My mid-haircut revision is emblematic of the single biggest source of the culture shock I’m feeling: I never know what to expect.
In unfamiliar social situations in Minnesota, I could almost always predict where my conversation partner landed on the political issues they’d raise on learning of my job in journalism. I don’t like to argue about politics in social settings; it’s shop talk for me and feels like needless, pointless conflict that does no one any good. My brain goes to craft-a-column-and-present-a-complete-and-well-sourced-argument mode, and that’s not the mode I want to be in on the patio.
So I’d use that reliable estimation to steer toward topics where we’d likely agree — the usual libertarian-progressive nexus of criminal justice reform, the drug war, civil liberties, mass surveillance, foreign policy, or maybe our mutual opposition to former President Donald Trump were I in the mood for really low-hanging fruit — then swiftly drag the conversation onward to less political realms. I knew the probable pitfalls, so I could avoid them and get on with more enjoyable talk instead.
But here? It’s a coin toss. The pitfalls could be anywhere, in any direction, and the social uncertainty that has created for me is unexpectedly unsettling. I’m not talking about Trump much these days, but if I were, “How about X wrong thing he said?” would not be a good conversational go-to. Maybe my conversation partner loves Trump! Or maybe she doesn’t.
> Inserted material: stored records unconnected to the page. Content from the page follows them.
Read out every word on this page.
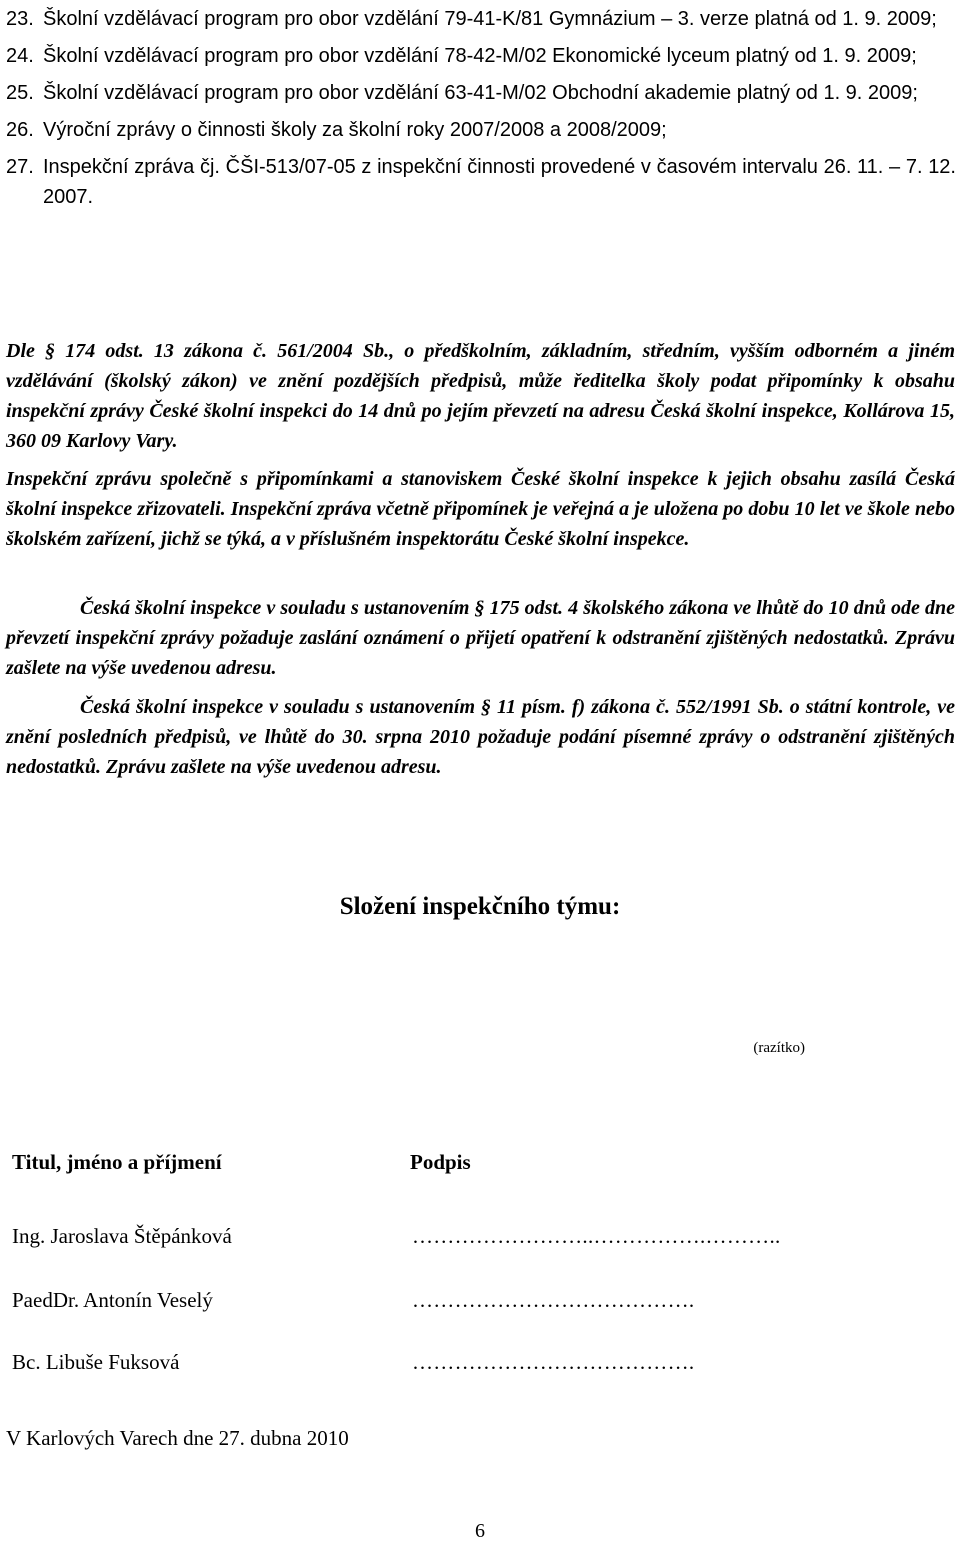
23. Školní vzdělávací program pro obor vzdělání 79-41-K/81 Gymnázium – 3. verze platná od 1. 9. 2009;
24. Školní vzdělávací program pro obor vzdělání 78-42-M/02 Ekonomické lyceum platný od 1. 9. 2009;
25. Školní vzdělávací program pro obor vzdělání 63-41-M/02 Obchodní akademie platný od 1. 9. 2009;
26. Výroční zprávy o činnosti školy za školní roky 2007/2008 a 2008/2009;
27. Inspekční zpráva čj. ČŠI-513/07-05 z inspekční činnosti provedené v časovém intervalu 26. 11. – 7. 12. 2007.
Dle § 174 odst. 13 zákona č. 561/2004 Sb., o předškolním, základním, středním, vyšším odborném a jiném vzdělávání (školský zákon) ve znění pozdějších předpisů, může ředitelka školy podat připomínky k obsahu inspekční zprávy České školní inspekci do 14 dnů po jejím převzetí na adresu Česká školní inspekce, Kollárova 15, 360 09 Karlovy Vary.
Inspekční zprávu společně s připomínkami a stanoviskem České školní inspekce k jejich obsahu zasílá Česká školní inspekce zřizovateli. Inspekční zpráva včetně připomínek je veřejná a je uložena po dobu 10 let ve škole nebo školském zařízení, jichž se týká, a v příslušném inspektorátu České školní inspekce.
Česká školní inspekce v souladu s ustanovením § 175 odst. 4 školského zákona ve lhůtě do 10 dnů ode dne převzetí inspekční zprávy požaduje zaslání oznámení o přijetí opatření k odstranění zjištěných nedostatků. Zprávu zašlete na výše uvedenou adresu.
Česká školní inspekce v souladu s ustanovením § 11 písm. f) zákona č. 552/1991 Sb. o státní kontrole, ve znění posledních předpisů, ve lhůtě do 30. srpna 2010 požaduje podání písemné zprávy o odstranění zjištěných nedostatků. Zprávu zašlete na výše uvedenou adresu.
Složení inspekčního týmu:
(razítko)
Titul, jméno a příjmení	Podpis
Ing. Jaroslava Štěpánková	……………………..…………….………..
PaedDr. Antonín Veselý	………………………………….
Bc. Libuše Fuksová	………………………………….
V Karlových Varech dne 27. dubna 2010
6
There are plenty of Democrats here too, so defaulting to the old libertarian-conservative nexus of free markets, fiscal conservatism, deregulation, religious liberty, and opposition to President Biden is no good either. I almost don’t want to mention my job as we’re meeting new people just so I can avoid that tentative dance strangers do when feeling out each other’s politics in our polarized era.
I’m sure, with time, I’ll learn to navigate the political-social scene of Pennsylvania. The culture shock will fade, and I’ll get past the constantly-meeting-new-people phase, and revealing to fresh acquaintances that I’m an opinion journalist will become a less harrowing prospect. For now, however, the shock is in full effect. Life in the liberal bubble could be plenty annoying for me as a political outsider, but I didn’t realize until leaving it how convenient the consistency had become.